I'm trying to make PseudoInverse work with no allocation and most of my code is not usable in this repo without a major refactoring, but I propose a potential improvement for method MatrixMultiply(double[] x, int rowsX, int columnsX, double[] y, int rowsY, int columnsY, double[] result)

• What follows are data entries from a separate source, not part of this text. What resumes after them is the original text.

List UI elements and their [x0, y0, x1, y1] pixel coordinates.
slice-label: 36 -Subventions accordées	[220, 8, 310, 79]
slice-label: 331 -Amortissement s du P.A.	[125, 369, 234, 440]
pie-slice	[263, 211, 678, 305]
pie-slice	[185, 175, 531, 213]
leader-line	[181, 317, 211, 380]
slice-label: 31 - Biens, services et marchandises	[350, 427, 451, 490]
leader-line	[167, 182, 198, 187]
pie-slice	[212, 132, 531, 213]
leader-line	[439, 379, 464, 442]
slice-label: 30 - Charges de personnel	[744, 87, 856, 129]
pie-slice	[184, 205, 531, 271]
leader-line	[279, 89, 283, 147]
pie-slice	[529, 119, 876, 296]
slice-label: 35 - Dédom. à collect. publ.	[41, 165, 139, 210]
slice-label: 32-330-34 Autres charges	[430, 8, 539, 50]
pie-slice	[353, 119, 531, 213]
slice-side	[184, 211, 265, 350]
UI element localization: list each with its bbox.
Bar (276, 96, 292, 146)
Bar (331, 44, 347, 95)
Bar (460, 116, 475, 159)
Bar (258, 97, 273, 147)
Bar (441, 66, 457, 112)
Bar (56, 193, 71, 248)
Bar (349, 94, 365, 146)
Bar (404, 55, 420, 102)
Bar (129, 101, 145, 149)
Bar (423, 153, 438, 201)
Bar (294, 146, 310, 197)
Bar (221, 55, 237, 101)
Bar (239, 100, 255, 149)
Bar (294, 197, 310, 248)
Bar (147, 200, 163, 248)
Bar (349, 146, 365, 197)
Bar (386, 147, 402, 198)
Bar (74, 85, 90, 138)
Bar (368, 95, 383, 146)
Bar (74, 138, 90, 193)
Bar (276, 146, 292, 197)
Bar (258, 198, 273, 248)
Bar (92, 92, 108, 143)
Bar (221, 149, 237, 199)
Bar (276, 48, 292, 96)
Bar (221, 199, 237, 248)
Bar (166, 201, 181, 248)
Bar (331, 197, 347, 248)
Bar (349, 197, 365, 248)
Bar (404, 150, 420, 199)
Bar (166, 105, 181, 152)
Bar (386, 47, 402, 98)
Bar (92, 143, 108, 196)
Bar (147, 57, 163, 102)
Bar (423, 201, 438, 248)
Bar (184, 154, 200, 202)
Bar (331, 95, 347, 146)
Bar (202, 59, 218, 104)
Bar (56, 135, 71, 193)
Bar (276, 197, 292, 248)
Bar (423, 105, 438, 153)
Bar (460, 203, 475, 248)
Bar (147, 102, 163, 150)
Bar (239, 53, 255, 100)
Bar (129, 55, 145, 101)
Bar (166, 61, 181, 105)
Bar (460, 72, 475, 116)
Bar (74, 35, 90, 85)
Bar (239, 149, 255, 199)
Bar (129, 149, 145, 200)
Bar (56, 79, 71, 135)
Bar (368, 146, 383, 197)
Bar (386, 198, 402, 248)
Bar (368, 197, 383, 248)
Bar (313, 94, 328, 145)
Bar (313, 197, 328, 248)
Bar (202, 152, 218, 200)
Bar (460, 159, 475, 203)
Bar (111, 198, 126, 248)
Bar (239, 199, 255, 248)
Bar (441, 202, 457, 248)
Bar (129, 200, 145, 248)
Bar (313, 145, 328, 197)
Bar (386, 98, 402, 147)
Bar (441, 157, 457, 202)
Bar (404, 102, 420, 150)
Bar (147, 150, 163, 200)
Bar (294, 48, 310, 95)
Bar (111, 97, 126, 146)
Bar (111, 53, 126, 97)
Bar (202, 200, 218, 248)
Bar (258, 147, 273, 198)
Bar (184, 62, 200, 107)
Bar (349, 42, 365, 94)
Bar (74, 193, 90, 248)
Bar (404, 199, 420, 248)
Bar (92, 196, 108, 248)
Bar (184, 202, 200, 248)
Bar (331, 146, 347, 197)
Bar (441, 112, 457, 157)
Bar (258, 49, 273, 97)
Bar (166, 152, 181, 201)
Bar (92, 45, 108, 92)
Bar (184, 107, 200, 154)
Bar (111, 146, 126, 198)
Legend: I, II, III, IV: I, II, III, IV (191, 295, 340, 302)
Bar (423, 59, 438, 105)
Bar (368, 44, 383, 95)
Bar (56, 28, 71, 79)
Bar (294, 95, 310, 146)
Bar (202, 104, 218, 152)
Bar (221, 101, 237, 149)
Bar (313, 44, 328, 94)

Note that some implementation details were skipped for code readability
Current implementation

Array.Clear(result, 0, result.Length);

// Extract column arrays
var columnDataB = new double[columnsY][];
for (int i = 0; i < columnDataB.Length; i++)
{
    var column = new double[rowsY];
    GetColumn(Transpose.DontTranspose, i, rowsY, columnsY, y, column);
    columnDataB[i] = column;
}
                
var row = new double[columnsX];
for (int i = 0; i < rowsX; i++)
{
    GetRow(Transpose.DontTranspose, i, rowsX, columnsX, x, row);
    for (int j = 0; j < columnsY; j++)
    {
        var col = columnDataB[j];
        double sum = 0;
        for (int ii = 0; ii < row.Length; ii++)
        {
            sum += row[ii] * col[ii];
        }

        result[j * rowsX + i] += 1.0 * sum;
    }
}

Problem: This method allocates around 80kb per multiplication on 2 * 100 double. And forces GC event from time to time.

Proposed solution

 Array.Clear(result, 0, result.Length);

for (var i = 0; i < rowsX; i++)
{
    for (var j = 0; j < columnsY; j++)
    {
        double sum = 0;
        for (var ii = 0; ii < columnsX; ii++)
        {
            sum += GetAt(i, ii, rowsX, x) * GetAt(ii, j, rowsY, y);
        }
        result[j * rowsX + i] += 1.0 * sum;
    }
}

static T GetAt<T>(int rowIndex, int colIndex, int numRows, T[] matrix)
{
    return matrix[(colIndex * numRows) + rowIndex];
}

This is more of a proof of work and a suggestion, instead of proper implementation. I have an issue with my code and it might be with this part. But I think it would be worth investigating to provide alloc free implementation for some methods.

This code allocates 0b per multiplication on 2 * 100 double. And there are no GC events.